This is due to the fact that the aims and objectives of FTS and FAS [Federal Anti-Monopoly Service] are diametrically opposed. As Kurban Nepesov, head of Gazprom Neft’s Financial and Administrative Law Division, said on 1 July at a session of the RF CCI Committee for Energy Strategy and Fuel and Energy Sector Development, “the higher the price, the worse for FAS, while for FTS the higher the price, the better, because it increases the tax base used for tax assessment”.
Gazprom Neft’s representative said that if all judiciary authorities, including the RF Constitutional Court, came out in support of the position of FAS, then transfer pricing could essentially disappear as a mechanism at major companies, at least as interpreted by FAS, because a clause in FAS's directives to this effect provides for a total ban on transfer pricing. “Meanwhile, it is a matter of common knowledge the world over that transfer prices per se are not inconsistent with statutory provisions if used as a financial management tool rather than as a tax evasion scheme. This tool can be used quite reasonably in forming investment centres for subsequent capital expenditures and portfolio investment, as a source of funding for the acquisition of assets, etc.," said K.Nepesov. "This mechanism is acceptable the world over; what is more, legislation in a number of countries has expressly provided for such an option.”
The points made by Gazprom Neft’s experts are predicated on a number of assumptions. First, the absence of a guarantee that the commodity price “laid down” by FAS for a company will be accepted by a tax authority supervising another company that trades in the same commodity.
Second, given that the concept of a “monopolistic high price” is not adequately defined in current legislation, the validity of the price set by FAS also gives cause for doubt. “Why should the tax authorities be caught in a bind of FAS's making, especially when it revolves around a vague “notion” such as a monopolistic high price and other FAS grievances," said K.Nepesov. "Especially as courts may quash FAS's directives, ruling that the price “laid down” by FAS is unwarranted. What do we do then?”
Third, as regards affiliation as grounds for a tax audit of the transaction price, Gazprom Neft has proposed changing the current criterion of a 20% stake in a company to a 50% minimum interest, since the latter provides stronger control and can actually attest to the fact that a person “affects the terms or results of transactions made by another person”.
Fourth, Gazprom Neft’s representative emphasized that the new rules should only be applied to import/export transactions, and, should the law prove a success in practice, it would be possible to look into applying the statute to domestic transactions as well.
Gazprom Neft’s representative also highlighted the need to use only relevant sources of information for the purposes of tax assessment.
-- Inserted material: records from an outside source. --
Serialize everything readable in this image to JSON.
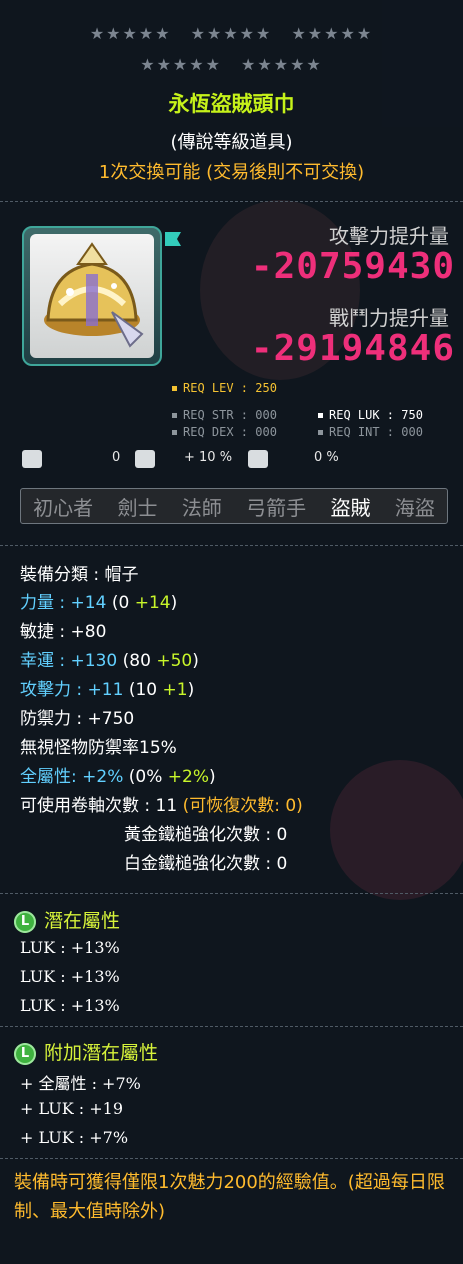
{
  "star_rows": [
    [
      "★★★★★",
      "★★★★★",
      "★★★★★"
    ],
    [
      "★★★★★",
      "★★★★★"
    ]
  ],
  "item": {
    "name": "永恆盜賊頭巾",
    "grade": "(傳說等級道具)",
    "trade": "1次交換可能 (交易後則不可交換)"
  },
  "power": {
    "attack_label": "攻擊力提升量",
    "attack_value": "-20759430",
    "combat_label": "戰鬥力提升量",
    "combat_value": "-29194846"
  },
  "requirements": {
    "lev": "REQ LEV : 250",
    "str": "REQ STR : 000",
    "luk": "REQ LUK : 750",
    "dex": "REQ DEX : 000",
    "int": "REQ INT : 000"
  },
  "mini_stats": {
    "first_value": "0",
    "second_value": "+ 10 %",
    "third_value": "0 %"
  },
  "jobs": [
    "初心者",
    "劍士",
    "法師",
    "弓箭手",
    "盜賊",
    "海盜"
  ],
  "active_job_index": 4,
  "stats": {
    "category": "裝備分類 : 帽子",
    "str_label": "力量 : ",
    "str_value": "+14",
    "str_base": "(0 ",
    "str_bonus": "+14",
    "str_close": ")",
    "dex": "敏捷 : +80",
    "luk_label": "幸運 : ",
    "luk_value": "+130",
    "luk_base": "(80 ",
    "luk_bonus": "+50",
    "luk_close": ")",
    "att_label": "攻擊力 : ",
    "att_value": "+11",
    "att_base": "(10 ",
    "att_bonus": "+1",
    "att_close": ")",
    "def": "防禦力 : +750",
    "ignore_def": "無視怪物防禦率15%",
    "all_label": "全屬性: ",
    "all_value": "+2%",
    "all_base": "(0% ",
    "all_bonus": "+2%",
    "all_close": ")",
    "scroll": "可使用卷軸次數 : 11",
    "scroll_recover": "(可恢復次數: 0)",
    "gold_hammer": "黃金鐵槌強化次數 : 0",
    "plat_hammer": "白金鐵槌強化次數 : 0"
  },
  "potential": {
    "badge": "L",
    "title": "潛在屬性",
    "lines": [
      "LUK : +13%",
      "LUK : +13%",
      "LUK : +13%"
    ]
  },
  "additional": {
    "badge": "L",
    "title": "附加潛在屬性",
    "lines": [
      "+ 全屬性 : +7%",
      "+ LUK : +19",
      "+ LUK : +7%"
    ]
  },
  "footer": "裝備時可獲得僅限1次魅力200的經驗值。(超過每日限制、最大值時除外)",
  "colors": {
    "title": "#c6f21a",
    "trade": "#ffbb2e",
    "power_value": "#ee2f7a",
    "stat_highlight": "#62d0ff",
    "bonus": "#c8f52a",
    "potential_badge": "#3fb23f"
  },
  "icons": [
    "hat-item-icon",
    "star-upgrade-icon",
    "crown-icon",
    "shield-icon",
    "potential-badge-icon"
  ]
}
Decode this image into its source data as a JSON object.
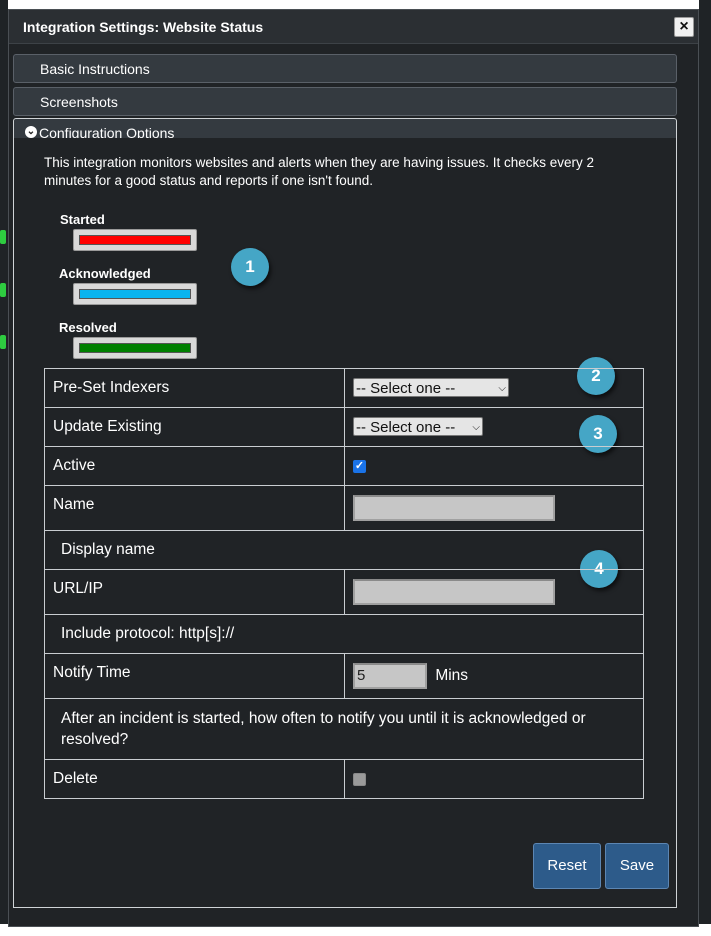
{
  "modal": {
    "title": "Integration Settings: Website Status",
    "close_glyph": "×"
  },
  "accordion": [
    {
      "label": "Basic Instructions"
    },
    {
      "label": "Screenshots"
    },
    {
      "label": "Configuration Options"
    }
  ],
  "intro_text": "This integration monitors websites and alerts when they are having issues. It checks every 2 minutes for a good status and reports if one isn't found.",
  "legend": [
    {
      "label": "Started",
      "color": "#ff0000"
    },
    {
      "label": "Acknowledged",
      "color": "#0ab4ef"
    },
    {
      "label": "Resolved",
      "color": "#008000"
    }
  ],
  "badges": [
    "1",
    "2",
    "3",
    "4"
  ],
  "form": {
    "preset_label": "Pre-Set Indexers",
    "preset_value": "-- Select one --",
    "update_label": "Update Existing",
    "update_value": "-- Select one --",
    "active_label": "Active",
    "active_checked": true,
    "name_label": "Name",
    "name_value": "",
    "name_help": "Display name",
    "url_label": "URL/IP",
    "url_value": "",
    "url_help": "Include protocol: http[s]://",
    "notify_label": "Notify Time",
    "notify_value": "5",
    "notify_unit": "Mins",
    "notify_help": "After an incident is started, how often to notify you until it is acknowledged or resolved?",
    "delete_label": "Delete",
    "delete_checked": false
  },
  "buttons": {
    "reset": "Reset",
    "save": "Save"
  },
  "colors": {
    "modal_bg": "#202326",
    "accent_button": "#2d5b8a",
    "badge": "#45a6c6"
  }
}
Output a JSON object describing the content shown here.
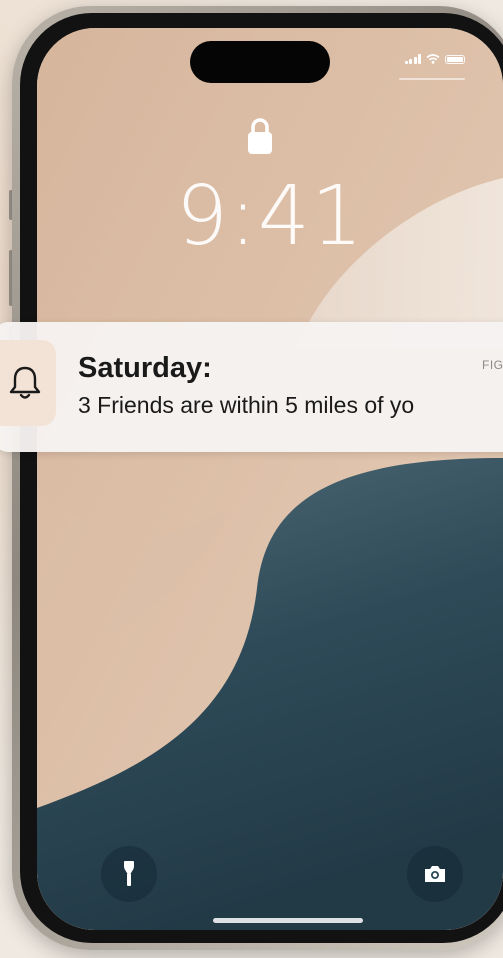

This will make it possible to avoid practical situations where a tax authority will use information sources that are either unknown to the taxpayer (for example, those obtained when auditing other entities) or biased - solely in order to contest the taxpayer's price and assess additional liabilities. The round table attendees also agreed with a point made by the Gazprom Neft expert that there was no need to introduce a new form of tax control - special monitoring of transaction prices - or to introduce a new regulation on liability for breach of the transfer pricing statute, because the RF Tax Code statutes already in place make such innovations superfluous.
In concluding his address, K.Nepesov summed up as follows: “I hope that when the draft law on transfer pricing is being read, the opinions of all stakeholders will be heard and taken on board, and it will not become yet another “nightmare” for businessmen, generating new risks in an environment with uncertain “rules of the game”, as was the case with the 2nd and 3rd antitrust packages.”